Database Configuration

BioAgents uses Supabase (PostgreSQL) with the pgvector extension:
.env
# Supabase Configuration
SUPABASE_URL=https://your-project.supabase.co
SUPABASE_ANON_KEY=your-anon-key

# Service role key for backend operations (bypasses RLS)
SUPABASE_SERVICE_KEY=your-service-role-key

# Full URL for migration container (optional)
SUPABASE_FULL_URL=postgresql://postgres:password@host:5432/postgres
SUPABASE_SERVICE_KEY is required when Row Level Security (RLS) is enabled. The backend uses this key to bypass RLS since authentication is already verified by the auth middleware. Keep this key secret!

Literature Agents Setup

Literature agents search and synthesize scientific literature. Start with the KNOWLEDGE agent and add more advanced options as needed. The easiest literature backend to set up - searches your custom documents using vector similarity:
.env
# Embedding provider for document vectorization
EMBEDDING_PROVIDER=openai
TEXT_EMBEDDING_MODEL=text-embedding-3-large

# Cohere reranker for better search results (optional but recommended)
COHERE_API_KEY=your-cohere-api-key
USE_RERANKING=true

# Vector search settings
VECTOR_SEARCH_LIMIT=20
RERANK_FINAL_LIMIT=5
SIMILARITY_THRESHOLD=0.75
RERANKER_SCORE_THRESHOLD=0.3

# Document processing
KNOWLEDGE_DOCS_PATH=docs
CHUNK_SIZE=2000
CHUNK_OVERLAP=200
1

Get an OpenAI API key

Required for generating embeddings (or use another embedding provider)
2

Optional: Get Cohere API key

Significantly improves search results through reranking
3

Add documents to docs/ directory

Supported formats: PDF, Markdown (.md), DOCX, TXT
docs/
├── research-paper-1.pdf
├── domain-knowledge.md
└── dataset-docs.txt
4

Documents are processed on startup

Embeddings are automatically generated and stored in PostgreSQL with pgvector

OpenScholar Agent (Optional)

Adds high-quality scientific literature search with peer-reviewed citations:
.env
OPENSCHOLAR_API_URL=https://your-openscholar-deployment.com
OPENSCHOLAR_API_KEY=your-api-key
1

Deploy OpenScholar

Follow the deployment guide at bio-xyz/bio-openscholar
2

Add credentials to .env

Set OPENSCHOLAR_API_URL and OPENSCHOLAR_API_KEY
Research: Based on arXiv:2411.14199

BioLiterature Agent (Optional)

Bio’s in-house scientific literature API with rich synthesized answers:
.env
BIO_LIT_AGENT_API_URL=https://your-bioliterature-deployment.com
BIO_LIT_AGENT_API_KEY=your-api-key

# Optional: set as primary agent for deep research
PRIMARY_LITERATURE_AGENT=bio

Edison Literature Agent (Optional)

The most advanced literature search option with deep synthesis capabilities:
.env
EDISON_API_URL=https://your-edison-deployment.com
EDISON_API_KEY=your-api-key
1

Deploy Edison API

Follow the guide at bio-xyz/bio-edison-api
2

Add credentials to .env

Set EDISON_API_URL and EDISON_API_KEY
What you gain:
  • Advanced literature synthesis
  • Used in deep research mode for iterative investigation
  • Best-in-class citation quality

Analysis Agents Setup

Required for dataset processing: You MUST configure at least one analysis agent (Edison or BIO) to process uploaded datasets (CSV, Excel, etc.).

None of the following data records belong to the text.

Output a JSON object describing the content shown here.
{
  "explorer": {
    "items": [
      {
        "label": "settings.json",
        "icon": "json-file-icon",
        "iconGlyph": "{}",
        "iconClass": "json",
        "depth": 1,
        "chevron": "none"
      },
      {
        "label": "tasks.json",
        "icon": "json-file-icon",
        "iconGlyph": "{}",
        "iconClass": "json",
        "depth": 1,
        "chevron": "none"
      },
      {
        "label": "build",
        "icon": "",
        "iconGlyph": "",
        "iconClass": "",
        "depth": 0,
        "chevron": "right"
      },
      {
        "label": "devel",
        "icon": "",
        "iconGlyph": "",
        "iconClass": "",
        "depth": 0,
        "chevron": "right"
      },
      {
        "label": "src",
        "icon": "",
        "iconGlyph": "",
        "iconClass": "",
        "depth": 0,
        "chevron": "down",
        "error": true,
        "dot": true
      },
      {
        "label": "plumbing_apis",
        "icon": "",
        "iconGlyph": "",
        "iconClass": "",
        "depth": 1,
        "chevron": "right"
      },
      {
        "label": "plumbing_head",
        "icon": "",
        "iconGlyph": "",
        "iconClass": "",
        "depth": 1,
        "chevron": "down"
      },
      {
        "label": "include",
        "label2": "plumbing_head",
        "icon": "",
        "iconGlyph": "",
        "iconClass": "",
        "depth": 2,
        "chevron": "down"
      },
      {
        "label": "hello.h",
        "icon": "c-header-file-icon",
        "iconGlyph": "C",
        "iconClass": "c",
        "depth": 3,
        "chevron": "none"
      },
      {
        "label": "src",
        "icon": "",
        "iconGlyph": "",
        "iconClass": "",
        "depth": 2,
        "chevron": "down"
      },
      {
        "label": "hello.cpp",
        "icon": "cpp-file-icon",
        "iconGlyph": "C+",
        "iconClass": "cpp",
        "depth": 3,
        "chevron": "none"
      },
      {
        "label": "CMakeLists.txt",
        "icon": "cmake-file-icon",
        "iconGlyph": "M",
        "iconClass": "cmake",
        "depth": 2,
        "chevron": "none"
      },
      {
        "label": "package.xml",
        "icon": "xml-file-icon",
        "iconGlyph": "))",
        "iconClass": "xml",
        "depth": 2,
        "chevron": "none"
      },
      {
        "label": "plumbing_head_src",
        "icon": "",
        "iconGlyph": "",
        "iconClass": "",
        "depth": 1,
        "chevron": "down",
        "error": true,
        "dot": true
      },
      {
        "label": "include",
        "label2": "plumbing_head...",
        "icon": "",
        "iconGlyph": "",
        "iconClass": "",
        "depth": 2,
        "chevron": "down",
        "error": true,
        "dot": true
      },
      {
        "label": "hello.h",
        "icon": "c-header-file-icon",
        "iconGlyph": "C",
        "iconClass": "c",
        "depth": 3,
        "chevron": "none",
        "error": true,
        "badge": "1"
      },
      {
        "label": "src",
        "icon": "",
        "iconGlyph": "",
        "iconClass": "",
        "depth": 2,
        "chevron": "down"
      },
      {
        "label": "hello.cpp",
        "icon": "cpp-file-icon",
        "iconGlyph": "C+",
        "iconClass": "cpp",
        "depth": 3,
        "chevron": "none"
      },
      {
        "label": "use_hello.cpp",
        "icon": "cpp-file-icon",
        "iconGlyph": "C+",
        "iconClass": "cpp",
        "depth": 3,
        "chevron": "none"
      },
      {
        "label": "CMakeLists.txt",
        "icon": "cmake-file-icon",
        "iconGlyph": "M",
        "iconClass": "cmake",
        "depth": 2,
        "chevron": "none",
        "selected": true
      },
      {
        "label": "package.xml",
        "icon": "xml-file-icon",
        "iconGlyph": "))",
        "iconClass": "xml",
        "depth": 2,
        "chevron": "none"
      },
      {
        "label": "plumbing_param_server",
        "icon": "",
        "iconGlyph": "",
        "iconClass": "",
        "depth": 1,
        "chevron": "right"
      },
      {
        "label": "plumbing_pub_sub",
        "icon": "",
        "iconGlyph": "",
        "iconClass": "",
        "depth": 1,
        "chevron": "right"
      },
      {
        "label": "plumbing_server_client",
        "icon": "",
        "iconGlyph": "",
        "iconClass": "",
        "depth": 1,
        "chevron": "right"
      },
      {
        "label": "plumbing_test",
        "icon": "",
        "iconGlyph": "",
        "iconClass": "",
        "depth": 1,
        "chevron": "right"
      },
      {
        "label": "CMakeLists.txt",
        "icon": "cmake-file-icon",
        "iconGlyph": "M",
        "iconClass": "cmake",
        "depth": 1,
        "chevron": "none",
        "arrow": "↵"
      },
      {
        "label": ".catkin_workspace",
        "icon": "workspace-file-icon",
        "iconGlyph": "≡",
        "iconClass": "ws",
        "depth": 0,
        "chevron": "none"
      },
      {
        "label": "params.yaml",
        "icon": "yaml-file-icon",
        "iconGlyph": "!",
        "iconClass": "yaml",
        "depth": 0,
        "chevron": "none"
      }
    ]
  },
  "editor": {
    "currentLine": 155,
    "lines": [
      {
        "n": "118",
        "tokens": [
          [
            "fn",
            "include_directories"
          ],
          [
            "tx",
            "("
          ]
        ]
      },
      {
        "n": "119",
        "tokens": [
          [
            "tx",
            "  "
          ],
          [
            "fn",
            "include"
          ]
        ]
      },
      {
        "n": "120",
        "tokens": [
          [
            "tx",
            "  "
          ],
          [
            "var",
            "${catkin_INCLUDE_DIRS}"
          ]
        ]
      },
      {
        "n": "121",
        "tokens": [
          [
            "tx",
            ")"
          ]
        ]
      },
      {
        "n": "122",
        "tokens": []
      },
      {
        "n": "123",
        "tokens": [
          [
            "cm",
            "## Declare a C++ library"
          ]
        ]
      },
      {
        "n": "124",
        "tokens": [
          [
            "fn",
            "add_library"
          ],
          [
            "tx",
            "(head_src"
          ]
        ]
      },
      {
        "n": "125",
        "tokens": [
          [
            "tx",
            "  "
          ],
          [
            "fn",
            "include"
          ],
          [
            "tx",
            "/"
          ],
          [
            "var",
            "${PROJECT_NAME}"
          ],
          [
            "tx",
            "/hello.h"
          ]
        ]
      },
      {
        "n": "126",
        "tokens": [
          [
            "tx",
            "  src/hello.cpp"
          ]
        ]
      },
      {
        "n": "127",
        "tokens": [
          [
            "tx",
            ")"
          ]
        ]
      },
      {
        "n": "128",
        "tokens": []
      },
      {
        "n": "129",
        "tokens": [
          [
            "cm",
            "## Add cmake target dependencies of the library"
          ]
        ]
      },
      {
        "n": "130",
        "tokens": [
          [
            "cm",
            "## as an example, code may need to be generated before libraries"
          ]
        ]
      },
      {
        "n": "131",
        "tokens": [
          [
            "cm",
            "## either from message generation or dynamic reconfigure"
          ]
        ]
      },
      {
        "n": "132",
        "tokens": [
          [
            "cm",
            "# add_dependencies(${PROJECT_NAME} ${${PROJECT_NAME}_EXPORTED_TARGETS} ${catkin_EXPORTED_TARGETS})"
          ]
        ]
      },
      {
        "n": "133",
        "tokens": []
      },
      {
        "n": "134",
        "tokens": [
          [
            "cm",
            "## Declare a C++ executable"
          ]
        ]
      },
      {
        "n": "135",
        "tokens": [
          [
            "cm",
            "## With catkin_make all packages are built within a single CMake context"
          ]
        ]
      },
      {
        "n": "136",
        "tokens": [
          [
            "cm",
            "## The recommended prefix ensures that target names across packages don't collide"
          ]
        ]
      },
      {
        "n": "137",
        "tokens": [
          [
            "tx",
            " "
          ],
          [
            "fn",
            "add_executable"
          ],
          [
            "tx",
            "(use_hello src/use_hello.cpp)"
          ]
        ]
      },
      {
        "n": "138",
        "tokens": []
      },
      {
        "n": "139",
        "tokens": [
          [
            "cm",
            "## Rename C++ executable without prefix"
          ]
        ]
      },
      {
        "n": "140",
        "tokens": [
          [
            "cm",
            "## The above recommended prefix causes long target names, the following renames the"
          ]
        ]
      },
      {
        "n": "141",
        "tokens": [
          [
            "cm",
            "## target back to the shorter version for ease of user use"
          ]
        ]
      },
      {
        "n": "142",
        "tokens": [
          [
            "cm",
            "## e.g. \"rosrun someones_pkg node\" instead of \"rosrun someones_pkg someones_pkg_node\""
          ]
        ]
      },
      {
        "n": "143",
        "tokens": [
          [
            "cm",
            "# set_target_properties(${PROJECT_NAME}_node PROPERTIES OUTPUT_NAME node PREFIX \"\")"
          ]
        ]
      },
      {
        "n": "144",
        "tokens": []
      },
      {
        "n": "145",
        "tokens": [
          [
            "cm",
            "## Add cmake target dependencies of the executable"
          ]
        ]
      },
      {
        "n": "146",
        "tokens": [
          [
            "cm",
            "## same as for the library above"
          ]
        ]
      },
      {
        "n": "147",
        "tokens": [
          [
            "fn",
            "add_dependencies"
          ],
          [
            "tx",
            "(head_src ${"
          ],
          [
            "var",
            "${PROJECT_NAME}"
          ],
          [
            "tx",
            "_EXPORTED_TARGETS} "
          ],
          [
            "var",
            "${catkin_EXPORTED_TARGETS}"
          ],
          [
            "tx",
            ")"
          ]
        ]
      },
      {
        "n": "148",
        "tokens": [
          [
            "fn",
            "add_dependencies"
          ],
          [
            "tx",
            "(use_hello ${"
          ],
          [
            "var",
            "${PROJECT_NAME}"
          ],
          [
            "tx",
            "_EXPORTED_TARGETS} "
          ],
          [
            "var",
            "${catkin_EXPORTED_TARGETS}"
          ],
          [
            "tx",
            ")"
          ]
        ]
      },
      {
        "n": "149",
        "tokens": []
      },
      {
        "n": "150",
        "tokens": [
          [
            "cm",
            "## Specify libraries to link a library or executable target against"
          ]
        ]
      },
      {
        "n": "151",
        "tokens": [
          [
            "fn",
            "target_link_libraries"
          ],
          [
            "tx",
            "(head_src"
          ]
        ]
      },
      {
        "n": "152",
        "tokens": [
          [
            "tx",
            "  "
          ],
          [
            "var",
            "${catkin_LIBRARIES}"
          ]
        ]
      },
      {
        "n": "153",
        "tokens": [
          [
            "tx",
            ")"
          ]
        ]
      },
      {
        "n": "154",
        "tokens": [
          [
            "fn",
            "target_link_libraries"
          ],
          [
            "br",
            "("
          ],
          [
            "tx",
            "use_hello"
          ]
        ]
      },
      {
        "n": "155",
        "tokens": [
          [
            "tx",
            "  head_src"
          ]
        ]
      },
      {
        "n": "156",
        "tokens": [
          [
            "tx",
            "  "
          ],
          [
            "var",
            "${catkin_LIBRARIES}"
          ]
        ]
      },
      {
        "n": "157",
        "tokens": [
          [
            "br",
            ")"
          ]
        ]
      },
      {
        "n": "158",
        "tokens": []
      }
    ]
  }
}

Storage Setup (Required First)

Before configuring analysis agents, set up S3-compatible storage for dataset uploads:
.env
STORAGE_PROVIDER=s3

AWS_ACCESS_KEY_ID=your-access-key
AWS_SECRET_ACCESS_KEY=your-secret-key
AWS_REGION=us-east-1
S3_BUCKET=your-bucket-name
1

Create S3 bucket in AWS Console

2

Create IAM user with S3 access

3

Add credentials to .env

Edison Analysis Agent (Default)

The default analysis backend with advanced capabilities:
.env
EDISON_API_URL=https://your-edison-deployment.com
EDISON_API_KEY=your-api-key
EDISON_TASK_TIMEOUT_MINUTES=30
1

Deploy Edison API

2

Add credentials

Edison is used by default - no PRIMARY_ANALYSIS_AGENT setting needed
Capabilities:
  • Deep analysis of uploaded datasets
  • Automatic file upload to Edison storage
  • Code execution in secure sandbox
  • Returns detailed analysis results with visualizations

BIO Data Analysis Agent (Alternative)

Alternative analysis backend if not using Edison:
.env
PRIMARY_ANALYSIS_AGENT=bio
DATA_ANALYSIS_API_URL=https://your-bio-analysis-deployment.com
DATA_ANALYSIS_API_KEY=your-api-key
BIO_ANALYSIS_TASK_TIMEOUT_MINUTES=60
1

Deploy BIO analysis agent

2

Configure as primary

Set PRIMARY_ANALYSIS_AGENT=bio in .env
You only need either Edison or BIO for analysis - not both.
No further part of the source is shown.